OSLO - For some reason, the fact that we were heading to Norway for a vacation seemed to baffle many of our friends. Did we have family there, they asked.
We don't, though I had to confess a family connection to the land of the midnight sun. In 1980, my father, a university professor, spent his sabbatical at the Norwegian Geotechnical Institute. I loved fifth grade in Oslo. The kids were friendly, we could play soccer in natural light until 11 at night in summer, and nobody made fun of my bowl cut. (I would be mocked for that hair a few days after my return to the States.)
I have been back to Oslo once since then, a brief Eurail visit in 1992. But this vacation would be different. With my parents on sabbatical again, we would see them and then Carlene and I, without our 5-year-old, would take one of the great 36-hour excursions in Scandinavia.

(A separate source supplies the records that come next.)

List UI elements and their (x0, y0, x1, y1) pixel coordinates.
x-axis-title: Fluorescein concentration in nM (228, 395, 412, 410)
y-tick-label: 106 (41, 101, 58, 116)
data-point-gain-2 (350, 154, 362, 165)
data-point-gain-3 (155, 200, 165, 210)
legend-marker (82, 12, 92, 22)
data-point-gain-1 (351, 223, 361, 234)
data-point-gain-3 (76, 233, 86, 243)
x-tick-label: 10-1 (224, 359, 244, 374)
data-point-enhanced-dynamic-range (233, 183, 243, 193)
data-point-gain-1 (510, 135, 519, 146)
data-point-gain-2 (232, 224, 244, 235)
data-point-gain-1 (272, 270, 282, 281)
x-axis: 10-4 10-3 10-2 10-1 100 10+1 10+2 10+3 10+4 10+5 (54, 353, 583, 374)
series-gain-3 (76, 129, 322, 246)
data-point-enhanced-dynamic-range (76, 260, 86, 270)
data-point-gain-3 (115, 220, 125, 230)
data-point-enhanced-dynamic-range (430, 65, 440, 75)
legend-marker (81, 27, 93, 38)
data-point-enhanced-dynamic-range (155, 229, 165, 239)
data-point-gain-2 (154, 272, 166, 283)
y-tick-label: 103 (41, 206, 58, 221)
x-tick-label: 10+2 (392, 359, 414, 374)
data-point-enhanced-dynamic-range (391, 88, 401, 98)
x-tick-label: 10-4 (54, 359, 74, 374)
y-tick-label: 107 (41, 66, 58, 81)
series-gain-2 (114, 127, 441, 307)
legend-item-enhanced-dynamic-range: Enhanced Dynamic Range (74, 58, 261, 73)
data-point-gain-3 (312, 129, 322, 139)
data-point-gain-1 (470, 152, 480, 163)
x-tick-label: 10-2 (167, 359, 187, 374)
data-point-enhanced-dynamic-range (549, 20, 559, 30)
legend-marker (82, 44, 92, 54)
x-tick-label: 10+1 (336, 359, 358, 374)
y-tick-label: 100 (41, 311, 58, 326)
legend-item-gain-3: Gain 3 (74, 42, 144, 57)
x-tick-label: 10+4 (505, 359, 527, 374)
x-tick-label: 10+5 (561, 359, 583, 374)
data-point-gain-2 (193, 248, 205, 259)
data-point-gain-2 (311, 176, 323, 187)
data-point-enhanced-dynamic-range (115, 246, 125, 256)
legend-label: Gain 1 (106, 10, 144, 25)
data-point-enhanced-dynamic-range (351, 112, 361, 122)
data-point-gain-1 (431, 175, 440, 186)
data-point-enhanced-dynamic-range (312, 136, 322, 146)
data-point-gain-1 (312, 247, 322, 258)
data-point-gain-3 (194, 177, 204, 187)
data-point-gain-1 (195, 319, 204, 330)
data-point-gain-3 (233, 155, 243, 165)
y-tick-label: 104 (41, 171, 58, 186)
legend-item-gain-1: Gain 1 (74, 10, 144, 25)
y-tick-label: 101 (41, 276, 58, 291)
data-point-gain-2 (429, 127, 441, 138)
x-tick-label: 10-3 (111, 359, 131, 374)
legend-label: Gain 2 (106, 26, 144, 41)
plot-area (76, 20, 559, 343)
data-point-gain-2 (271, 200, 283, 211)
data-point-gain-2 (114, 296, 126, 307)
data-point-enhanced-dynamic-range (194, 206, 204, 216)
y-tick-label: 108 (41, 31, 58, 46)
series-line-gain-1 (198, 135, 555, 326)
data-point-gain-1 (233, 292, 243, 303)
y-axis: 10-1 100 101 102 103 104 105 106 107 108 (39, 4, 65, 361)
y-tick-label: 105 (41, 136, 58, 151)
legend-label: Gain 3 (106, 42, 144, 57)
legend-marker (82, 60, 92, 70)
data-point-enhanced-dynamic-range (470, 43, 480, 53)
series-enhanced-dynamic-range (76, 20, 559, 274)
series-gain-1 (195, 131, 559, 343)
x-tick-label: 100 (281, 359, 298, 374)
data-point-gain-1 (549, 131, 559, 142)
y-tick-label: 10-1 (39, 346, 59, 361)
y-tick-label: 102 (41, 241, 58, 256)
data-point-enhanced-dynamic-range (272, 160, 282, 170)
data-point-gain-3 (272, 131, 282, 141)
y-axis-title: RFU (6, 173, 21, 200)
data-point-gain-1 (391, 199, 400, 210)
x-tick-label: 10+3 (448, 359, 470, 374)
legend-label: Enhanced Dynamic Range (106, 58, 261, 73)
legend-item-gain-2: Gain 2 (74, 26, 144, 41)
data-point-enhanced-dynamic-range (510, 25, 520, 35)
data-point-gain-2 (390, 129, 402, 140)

It is a trip that goes from Oslo to the west coast city of Bergen. But the point is not just getting there. It is what you see along the way, from the gorgeous stretch of fiords (narrow sea inlets with steep mountain sides) to the desolate, rolling snowscapes.
I took this trip with the family back in 1980 when we patched together train, boat, and bus tickets. These days, there's a Norway in a Nutshell package. It runs just under $400 a ticket (not including lodging).
We started on a Sunday morning in May from Oslo. The nearly five-hour first leg is by train and, like everything in Norway, clean, organized, and always on time. With the exchange rate so dreadful - a cup of coffee can run $6 - we tried to be sparing with our krone. Still, as the train climbed, it was hard to resist cocoa and lefse, a Norwegian snack made of folded, buttered bread made from potatoes, and cinnamon sugar. Two hours in, we could see snowy mountains in the distance.
Not long after that we arrived in Finse, the highest point of the route at 4,000 feet. This is a dramatic place, with houses reachable only by skis, and we spotted plenty of cross-country skiers roaming the beautiful countryside. Finse trivia: This is where George Lucas shot the ice planet scenes for his 1980 film "The Empire Strikes Back."
A short stretch later, the train rolled into Myrdal, and we all got off to cross the platform. Leg two was waiting in the form of the Flåm Railway. This slow-moving train covers about 12 1/2 miles of reel-worthy scenery in an hour. You probably should sit on the left side of the train (facing front), though the views are stunning from either side. The train also goes slow enough that you can stand.
In the early afternoon we were deposited in Flåm, a small town at the base of the Sognefjord, and told we had roughly an hour before the boat would take off down the fiord.
From 1980, I remember the sleepiness of the town, and a mad scramble for bread, cheese, and salami we could turn into dinner. These days, the place is stuffed with tourists. There are sweater stores and overpriced restaurants. We did luck out in finding a reasonably priced, cafeteria-style spot near the water where we enjoyed open-faced sandwiches (one shrimp, another cheese) without breaking the bank.
Maybe it was my post-lunch haze. But in Flåm, I made my first and only mistake of the trip, and it was a doozy. I wanted to know which of four landings the Nutshell tour boat would leave from. So I headed to the information booth and showed the guy my ticket.
Please note: Nutshell participants are meant to go from Flåm up to Gudvangen on the boat. From there, a bus hauls you up the hairpin bends of Stalheimskleiva. Then you hop a train for a short stretch that lands you in Bergen a little after 8. The man behind the counter sort of ignored all this. He skipped to the last line on my ticket where it simply listed the end destination of Bergen and told me to go to landing 4.
To be fair, I should have read my ticket more closely. The boat for Gudvangen had the town's lettering displayed clearly. Still, I wasn't alarmed as it left the harbor a few minutes after 3. It wasn't until 3:20, as we boarded the smaller Bergen Express, that I discovered my error.
So we missed the bus.
Carlene made the best of it, telling me over and over it was OK. She said we would see far more of the fiord this way. And she was right. The Bergen Express would keep us on the fiord for 5 1/4 hours. This seemed like a bad thing early on, as the wind picked up and brief rain storm blew in. But when the sun came out, we were richly rewarded.
The towering walls of the Sognefjord open into a series of lovely towns. Eventually, we left the fiord to thread through a stretch of coastal islands. We got to Bergen at about 8:30.
It is a beautiful town with a settlement history dating 1,000 years. Rolling into the harbor, we saw the ancient, wooden row houses on the left, the clapboard houses climbing the hills above, and the sun, even this early in the summer.
We knew we would be exploring those neighborhoods the next day, sampling the city's famous fish soup, and doing all we could to avoid the tourist groups swimming around. I still wish we had taken the bus, but if we had stayed on the Nutshell, we would have pulled into town on the train, into a covered terminal. As our boat came into the harbor, I didn't feel so bad to have missed that part of the connection.